"Sometimes we're so wrapped up in our own story that we don't see how we're supporting characters in someone else's"
One of my absolutely favourite tasks is curating a reading list for a few days in the sun. There is, after all, an art to achieving the right blend of titles to set your stack apart besides the pool.
One vital component for the holiday stack is the longer novel; the story you can immerse yourself in fully from your sun bed making use of the well earned extra time a holiday affords. For my week in the sun I chose Nathan Hill's 600+ page debut The Nix which is now available in paperback.
For a debut Hill has created an incredibly dense and rich story with multiple perspectives which spans over a big chunk of the 20th Century from Norway to Chicago. This confidence was applauded by critics on the book's release who even claimed that The Nix would enter the canon of 'The Great American Novel' - high praise indeed.
The novel concerns Samuel Andreson-Anderson an acedemic and, somewhat failing, writer under pressure from his publisher to deliver his second novel. Out of the blue inspiration arrives when Samuel's estranged mother appears on the news having thrown grit, in protest, at a right wing Republican candidate. The case grips the nation and when the Media demands to know more about his mother, Faye, Samuel takes matters in to his own hands and determines to understand her motives and more importantly why she abandoned him as an 11 year old boy.
The narrative flips between Samuel's investigation and the memories of his childhood. As his mother opens up we learn from her perspective what motivated her protest as the narrative takes us back to the 1968 student uprisings of the sixties. These sections are well researched and brought as vividly to life as oral history.
Alongside this Hill introduces a number of secondary characters including his childhood friend Bishop and his more recent friend Pwnage a fellow gaming addict in the virtual world of Elfscape. Personally I could have done without this particular side plot. There is a lot of story here and at times the pace needed some speed but at other times, particularly when writing about Samuel's childhood, Hill delivers beautifully sensitive storytelling reminiscent of Donna Tartt.

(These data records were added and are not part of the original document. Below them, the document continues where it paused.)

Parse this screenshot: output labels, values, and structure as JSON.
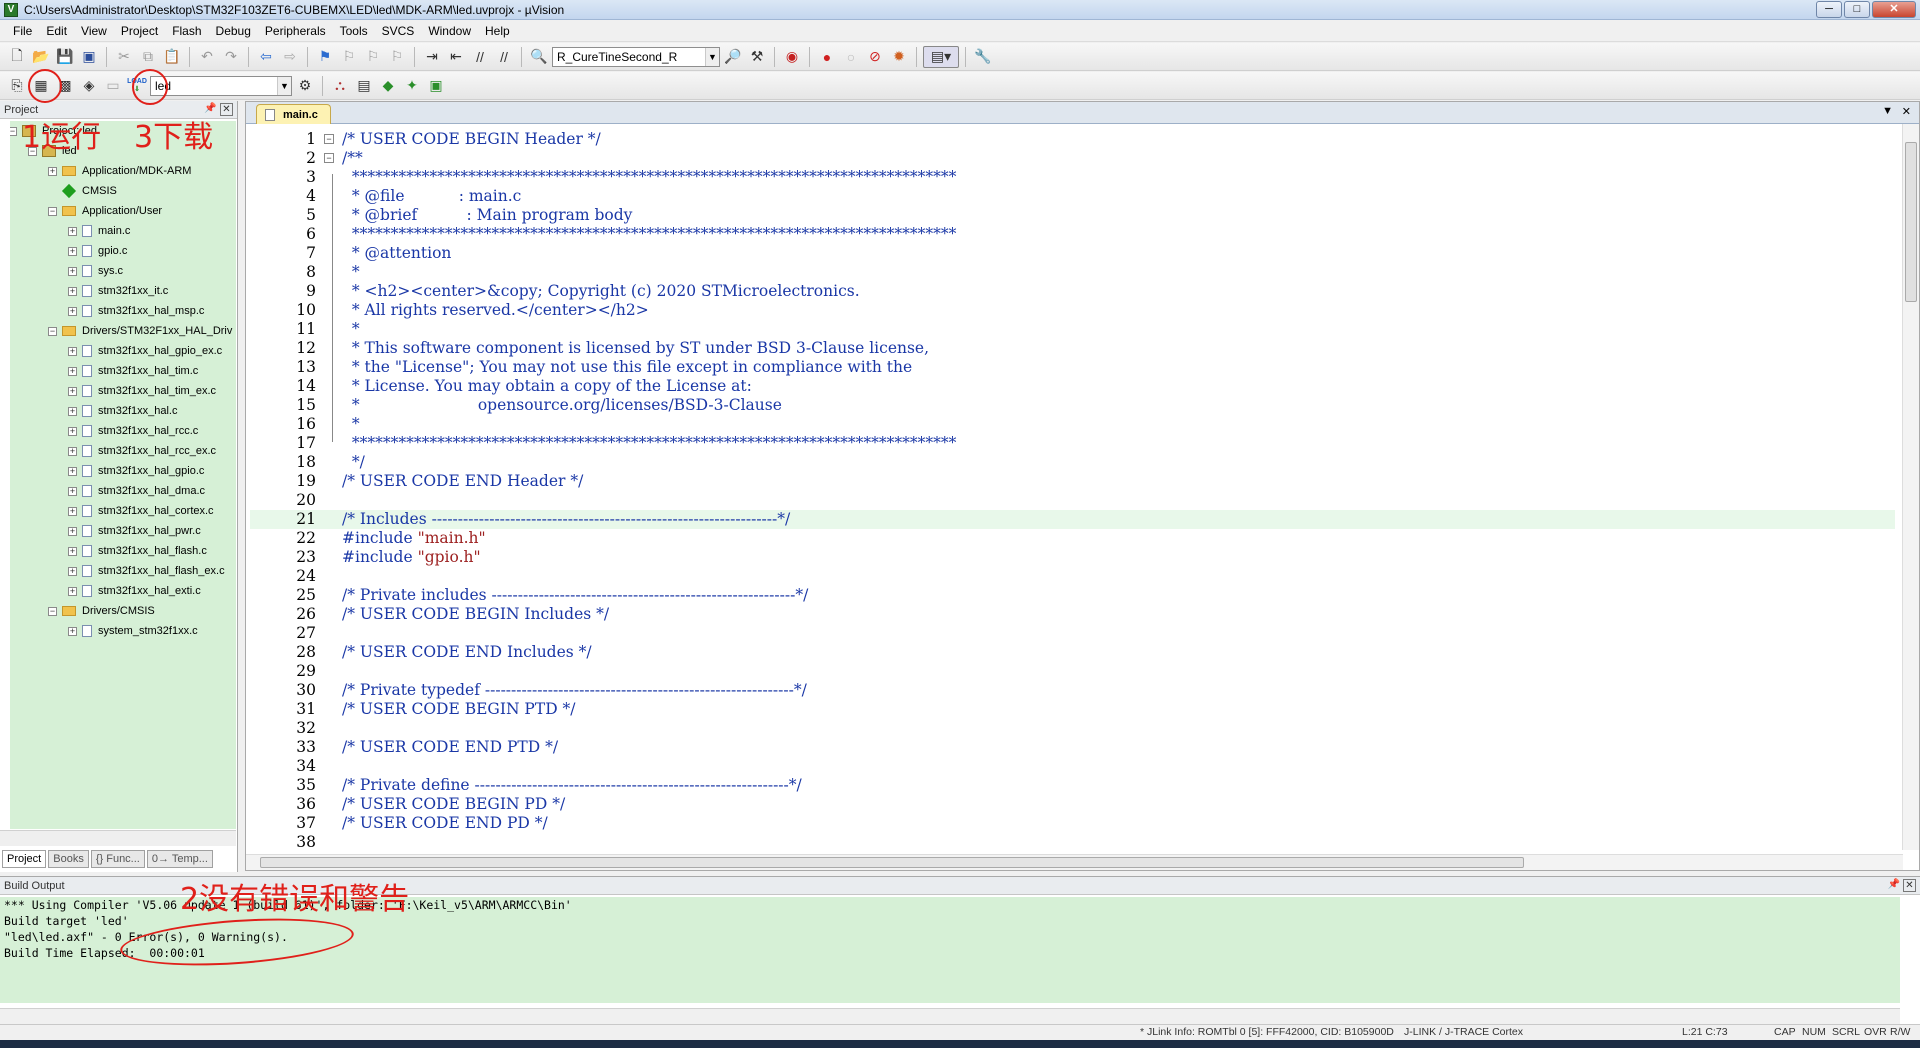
{
  "window": {
    "title": "C:\\Users\\Administrator\\Desktop\\STM32F103ZET6-CUBEMX\\LED\\led\\MDK-ARM\\led.uvprojx - µVision",
    "controls": {
      "minimize": "─",
      "maximize": "□",
      "close": "✕"
    }
  },
  "menu": [
    "File",
    "Edit",
    "View",
    "Project",
    "Flash",
    "Debug",
    "Peripherals",
    "Tools",
    "SVCS",
    "Window",
    "Help"
  ],
  "toolbar1": {
    "find_combo": "R_CureTineSecond_R"
  },
  "toolbar2": {
    "target_combo": "led",
    "load_label": "LOAD"
  },
  "project_pane": {
    "title": "Project",
    "root": "Project: led",
    "target": "led",
    "groups": [
      {
        "name": "Application/MDK-ARM",
        "files": []
      },
      {
        "name": "CMSIS",
        "files": []
      },
      {
        "name": "Application/User",
        "files": [
          "main.c",
          "gpio.c",
          "sys.c",
          "stm32f1xx_it.c",
          "stm32f1xx_hal_msp.c"
        ]
      },
      {
        "name": "Drivers/STM32F1xx_HAL_Driv",
        "files": [
          "stm32f1xx_hal_gpio_ex.c",
          "stm32f1xx_hal_tim.c",
          "stm32f1xx_hal_tim_ex.c",
          "stm32f1xx_hal.c",
          "stm32f1xx_hal_rcc.c",
          "stm32f1xx_hal_rcc_ex.c",
          "stm32f1xx_hal_gpio.c",
          "stm32f1xx_hal_dma.c",
          "stm32f1xx_hal_cortex.c",
          "stm32f1xx_hal_pwr.c",
          "stm32f1xx_hal_flash.c",
          "stm32f1xx_hal_flash_ex.c",
          "stm32f1xx_hal_exti.c"
        ]
      },
      {
        "name": "Drivers/CMSIS",
        "files": [
          "system_stm32f1xx.c"
        ]
      }
    ],
    "tabs": [
      "Project",
      "Books",
      "{} Func...",
      "0→ Temp..."
    ]
  },
  "editor": {
    "tab": "main.c",
    "lines": [
      "/* USER CODE BEGIN Header */",
      "/**",
      "  ******************************************************************************",
      "  * @file           : main.c",
      "  * @brief          : Main program body",
      "  ******************************************************************************",
      "  * @attention",
      "  *",
      "  * <h2><center>&copy; Copyright (c) 2020 STMicroelectronics.",
      "  * All rights reserved.</center></h2>",
      "  *",
      "  * This software component is licensed by ST under BSD 3-Clause license,",
      "  * the \"License\"; You may not use this file except in compliance with the",
      "  * License. You may obtain a copy of the License at:",
      "  *                        opensource.org/licenses/BSD-3-Clause",
      "  *",
      "  ******************************************************************************",
      "  */",
      "/* USER CODE END Header */",
      "",
      "/* Includes ------------------------------------------------------------------*/",
      "#include \"main.h\"",
      "#include \"gpio.h\"",
      "",
      "/* Private includes ----------------------------------------------------------*/",
      "/* USER CODE BEGIN Includes */",
      "",
      "/* USER CODE END Includes */",
      "",
      "/* Private typedef -----------------------------------------------------------*/",
      "/* USER CODE BEGIN PTD */",
      "",
      "/* USER CODE END PTD */",
      "",
      "/* Private define ------------------------------------------------------------*/",
      "/* USER CODE BEGIN PD */",
      "/* USER CODE END PD */",
      ""
    ],
    "highlighted_line": 21
  },
  "build_output": {
    "title": "Build Output",
    "lines": [
      "*** Using Compiler 'V5.06 update 1 (build 61)', folder: 'F:\\Keil_v5\\ARM\\ARMCC\\Bin'",
      "Build target 'led'",
      "\"led\\led.axf\" - 0 Error(s), 0 Warning(s).",
      "Build Time Elapsed:  00:00:01"
    ]
  },
  "status": {
    "debugger": "* JLink Info: ROMTbl 0 [5]: FFF42000, CID: B105900D",
    "adapter": "J-LINK / J-TRACE Cortex",
    "position": "L:21 C:73",
    "caps": "CAP",
    "num": "NUM",
    "scrl": "SCRL",
    "ovr": "OVR",
    "rw": "R/W"
  },
  "annotations": {
    "step1": "1运行",
    "step2": "2没有错误和警告",
    "step3": "3下载"
  },
  "colors": {
    "code_blue": "#1a37a6",
    "tree_bg": "#d6f0d6",
    "annotation_red": "#e0201a"
  }
}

The Nix itself is a reference to old Norse mythology and folktales told through the generations. Tales of The Nix have been passed down from Samuel's grandfather in Norway and it is these stories which ultimately draw Faye back to Europe to discover her own childhood story. If The Nix is to be considered one of the great American novels then its due to Hill's ability to articulate a truly American story through the eyes of their non American forebears.
So did Hill take on too much with The Nix? Possibly, though his writing style is accessible and clear for me there is an editing job to be done. Had I been reading this is in my normal 20 to 30 mins sittings, rather than in hours spent on the sun-bed, I may've struggled more.
I read this novel by the pool in Lanzarote.
The Nix by Nathan Hill published by Picador, 640 pages.